A lógica da educação como business e o silêncio da OAB

Terça, 21 de janeiro de 2014

Deu na edição de hoje do Jornal do Comércio, de Porto Alegre:

Uniritter diz que demissões de docentes são readequação

Alvo de críticas nas redes sociais e em jornais, a demissão de 20 professores da Uniritter de uma vez só no fim de 2013 foi justificada como readequação do quadro pela reitoria da instituição. Desde que o centro universitário, com campi em Porto Alegre e Canoas, foi comprado pela Laureate do Brasil, pertencente a fundos de investidores internacionais, é a primeira vez que ocorre uma dispensa nesses moldes.

A informação da assessoria da Uniritter é de que foram abertas 80 vagas. O que mais gerou revolta de estudantes e Sindicato dos Professores do Ensino Privado do Estado (Sinpro/RS) foi o fato de que os demitidos tinham muito tempo de atuação (alguns com quase 25 anos de casa) e lecionavam em cursos que projetaram a fama da instituição, como Direito e Arquitetura e Urbanismo.

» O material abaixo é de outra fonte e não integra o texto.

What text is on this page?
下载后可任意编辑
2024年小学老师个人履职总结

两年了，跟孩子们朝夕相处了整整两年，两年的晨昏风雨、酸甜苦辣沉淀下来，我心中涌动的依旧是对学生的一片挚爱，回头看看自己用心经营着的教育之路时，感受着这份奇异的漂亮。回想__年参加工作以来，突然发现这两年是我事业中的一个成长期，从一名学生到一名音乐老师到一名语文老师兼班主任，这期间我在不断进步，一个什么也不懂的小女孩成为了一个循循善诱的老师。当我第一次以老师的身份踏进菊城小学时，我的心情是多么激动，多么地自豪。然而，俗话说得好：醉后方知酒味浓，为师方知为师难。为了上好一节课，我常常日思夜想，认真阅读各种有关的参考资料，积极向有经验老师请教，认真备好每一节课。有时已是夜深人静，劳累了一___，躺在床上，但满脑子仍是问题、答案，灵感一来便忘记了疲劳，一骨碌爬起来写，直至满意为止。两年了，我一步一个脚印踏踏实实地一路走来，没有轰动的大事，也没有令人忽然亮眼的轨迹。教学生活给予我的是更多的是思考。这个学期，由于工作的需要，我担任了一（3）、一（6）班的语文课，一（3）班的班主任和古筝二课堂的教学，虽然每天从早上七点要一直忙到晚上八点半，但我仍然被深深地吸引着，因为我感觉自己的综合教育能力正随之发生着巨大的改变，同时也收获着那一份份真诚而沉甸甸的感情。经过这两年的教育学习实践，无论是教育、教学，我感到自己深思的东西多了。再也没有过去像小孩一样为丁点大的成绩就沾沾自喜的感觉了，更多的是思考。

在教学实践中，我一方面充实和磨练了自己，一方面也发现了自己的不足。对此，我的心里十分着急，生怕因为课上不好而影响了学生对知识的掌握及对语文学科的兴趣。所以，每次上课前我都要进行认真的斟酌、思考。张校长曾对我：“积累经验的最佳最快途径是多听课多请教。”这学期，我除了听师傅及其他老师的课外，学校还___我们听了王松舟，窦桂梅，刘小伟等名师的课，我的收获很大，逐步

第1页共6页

As dispensas provocaram protestos no Facebook (visualizados pela página oficial do centro universitário) e chegaram a ser citadas em formaturas, em manifestações de apoio aos ex-docentes. Estudantes e Sinpro/RS apontam ainda problemas como superlotação de salas de aula, infraestrutura do campus da Capital, que não comporta a expansão de matrículas (vagas em estacionamentos insuficientes e alto custo de serviço), carência de acervo em bibliotecas e cobrança de taxas que não ocorriam quando a Uniritter pertencia à família Ritter dos Reis.

(...)

Diretora do sindicato e professora da instituição, Cecília Farias aponta que havia o temor de demissões desde a compra, ante o perfil dos novos donos, ?que buscam rentabilidade?. Para Cecília, os casos mostram simples substituição. Ela lembra que o plano de carreira, acertado em 2013 com a direção, beneficiaria os mais antigos. ?Não há problema financeiro, em vez disso há pleno crescimento. Por que descartar professores antigos que ajudaram a construir o que é a Uniritter??, questiona. ?É muito doloroso ver quem tinha relação de muito respeito e parceria fazer isso. É expansão pela expansão?, lamentou a dirigente. (...)

Fonte: Jornal do Comércio

Nos últimos anos o setor de educação no país passou uma um intenso processo de concentração, com a compra de uma série de grupos educacionais por gigantes, tais como a Estácio, Anhanguera e o Kroton. Aliás, este último comprou a própria Anhanguera, em um negócio que tem o potencial, caso aprovado pelo CADE, de criar o maior grupo educacional do mundo.

Isso mesmo! Do mundo!

Kroton e Anhanguera se unem e criam maior grupo de educação do mundo

A companhia resultante dessa aquisição teria faturamento bruto de R$ 4,3 bilhões, cerca de um milhão de alunos e valor de mercado próximo a R$ 12 bilhões.

Uau!

Belo business!

Pressionada por esse novo cenário, a Estácio se sentiu "obrigada" a adquirir um outro grupo para "se manter no jogo" como um grande player:

União entre Kroton e Anhanguera forçou aquisição da Estácio

A aquisição da Uniseb foi feita pela bagatela de 615,3 milhões de reais, pagos em dinheiro.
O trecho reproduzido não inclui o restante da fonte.